Download or read book Elias Sime written by Tracy L. Adler and published by National Geographic Books. This book was released on 2020-03-27 with total page 0 pages. Available in PDF, EPUB and Kindle. Book excerpt: A first-ever monograph featuring the work of the Ethiopian artist Elias Sime, who brilliantly explores the impact of life in a post-consumerist world. Sime's brightly-colored sculptural tableaus feature found objects including thread, buttons, electrical wires, and computer detritus. This book highlights the artist's work from the last decade, much of which comprises the series entitled "Tightrope." Repurposing salvaged electronic components, such as circuits and keyboards, Sime incorporates the refuse that are the byproducts of technological advancement, and points to the urgency of sustainability. The resulting abstractions reference landscape and the figure as well as traditional Ethiopian textiles. "Tightrope" refers to the precarious balance between the progress technology has made possible and its detrimental impact on the environment. Published with the Ruth and Elmer Wellin Museum of Art

Ethiopia

Ethiopia
Author :
Publisher : University of Washington Press
Total Pages : 348
Release :
ISBN-10 : UCSD:31822026018432
ISBN-13 :
Rating : 4/5 (32 Downloads)

Book Synopsis Ethiopia by : Raymond Aaron Silverman

Download or read book Ethiopia written by Raymond Aaron Silverman and published by University of Washington Press. This book was released on 1999 with total page 348 pages. Available in PDF, EPUB and Kindle. Book excerpt: Ethiopia: Traditions of Creativity presents the work of fifteen contemporary Ethiopian artists and essays on Ethiopia's artistic traditions by twelve scholars from various countries and academic disciplines.

Marxist Modern

Marxist Modern
Author :
Publisher : James Currey
Total Pages : 268
Release :
ISBN-10 : 0852552696
ISBN-13 : 9780852552698
Rating : 4/5 (96 Downloads)

Book Synopsis Marxist Modern by : Donald Lewis Donham

Download or read book Marxist Modern written by Donald Lewis Donham and published by James Currey. This book was released on 1999 with total page 268 pages. Available in PDF, EPUB and Kindle. Book excerpt: This is a cultural history of the Ethiopian revolution that highlights the role of modernist Marxist ideas as they interacted with local, mostly rural, traditions.
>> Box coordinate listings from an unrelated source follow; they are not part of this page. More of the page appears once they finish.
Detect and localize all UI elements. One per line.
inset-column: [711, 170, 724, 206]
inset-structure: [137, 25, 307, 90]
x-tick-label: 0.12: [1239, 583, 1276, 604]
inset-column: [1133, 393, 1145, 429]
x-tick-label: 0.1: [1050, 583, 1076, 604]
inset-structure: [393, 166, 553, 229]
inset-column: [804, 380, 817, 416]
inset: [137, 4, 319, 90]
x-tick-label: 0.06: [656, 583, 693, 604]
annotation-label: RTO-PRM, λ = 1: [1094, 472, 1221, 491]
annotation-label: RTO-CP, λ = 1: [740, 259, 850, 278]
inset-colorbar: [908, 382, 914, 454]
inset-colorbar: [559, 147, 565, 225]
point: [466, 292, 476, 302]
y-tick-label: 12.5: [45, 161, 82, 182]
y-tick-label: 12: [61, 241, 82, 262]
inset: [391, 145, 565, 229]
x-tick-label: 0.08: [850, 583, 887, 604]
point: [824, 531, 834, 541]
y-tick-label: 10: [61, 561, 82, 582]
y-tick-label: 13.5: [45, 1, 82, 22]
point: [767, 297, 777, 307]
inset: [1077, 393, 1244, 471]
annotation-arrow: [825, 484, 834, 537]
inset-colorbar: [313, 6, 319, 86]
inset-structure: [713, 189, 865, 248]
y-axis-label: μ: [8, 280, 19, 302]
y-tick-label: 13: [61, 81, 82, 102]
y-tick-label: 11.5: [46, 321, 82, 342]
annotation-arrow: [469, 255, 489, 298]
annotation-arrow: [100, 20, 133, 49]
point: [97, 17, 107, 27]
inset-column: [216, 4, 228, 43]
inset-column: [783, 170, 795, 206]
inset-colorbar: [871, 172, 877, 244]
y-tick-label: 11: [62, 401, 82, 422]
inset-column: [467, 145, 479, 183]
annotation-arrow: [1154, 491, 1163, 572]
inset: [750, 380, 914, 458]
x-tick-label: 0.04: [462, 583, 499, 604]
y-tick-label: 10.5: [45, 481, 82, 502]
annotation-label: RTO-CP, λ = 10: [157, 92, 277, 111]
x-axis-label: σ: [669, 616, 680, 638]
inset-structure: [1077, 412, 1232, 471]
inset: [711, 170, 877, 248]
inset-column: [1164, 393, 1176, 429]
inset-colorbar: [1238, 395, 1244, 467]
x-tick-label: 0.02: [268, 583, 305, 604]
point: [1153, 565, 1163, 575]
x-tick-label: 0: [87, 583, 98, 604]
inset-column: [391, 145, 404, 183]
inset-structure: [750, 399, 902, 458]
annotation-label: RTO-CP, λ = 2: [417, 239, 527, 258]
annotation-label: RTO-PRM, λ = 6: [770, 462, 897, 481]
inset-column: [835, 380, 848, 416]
A History of Modern Ethiopia, 1855–1991

A History of Modern Ethiopia, 1855–1991
Author :
Publisher : Ohio University Press
Total Pages : 313
Release :
ISBN-10 : 9780821445723
ISBN-13 : 0821445723
Rating : 4/5 (23 Downloads)

Book Synopsis A History of Modern Ethiopia, 1855–1991 by : Bahru Zewde

Download or read book A History of Modern Ethiopia, 1855–1991 written by Bahru Zewde and published by Ohio University Press. This book was released on 2002-03-17 with total page 313 pages. Available in PDF, EPUB and Kindle. Book excerpt: Bounded by Sudan to the west and north, Kenya to the south, Somalia to the southeast, and Eritrea and Djibouti to the northeast, Ethiopia is a pivotal country in the geopolitics of the region. Yet it is important to understand this ancient and often splintered country in its own right. In A History of Modern Ethiopia, Bahru Zewde, one of Ethiopia’s leading historians, provides a compact and comprehensive history of his country, particularly the last two centuries. Of importance to historians, political scientists, journalists, and Africanists alike, Bahru’s A History of Modern Ethiopia, now with additional material taking it up to the last decade, will be the preeminent overview of present-day Ethiopia.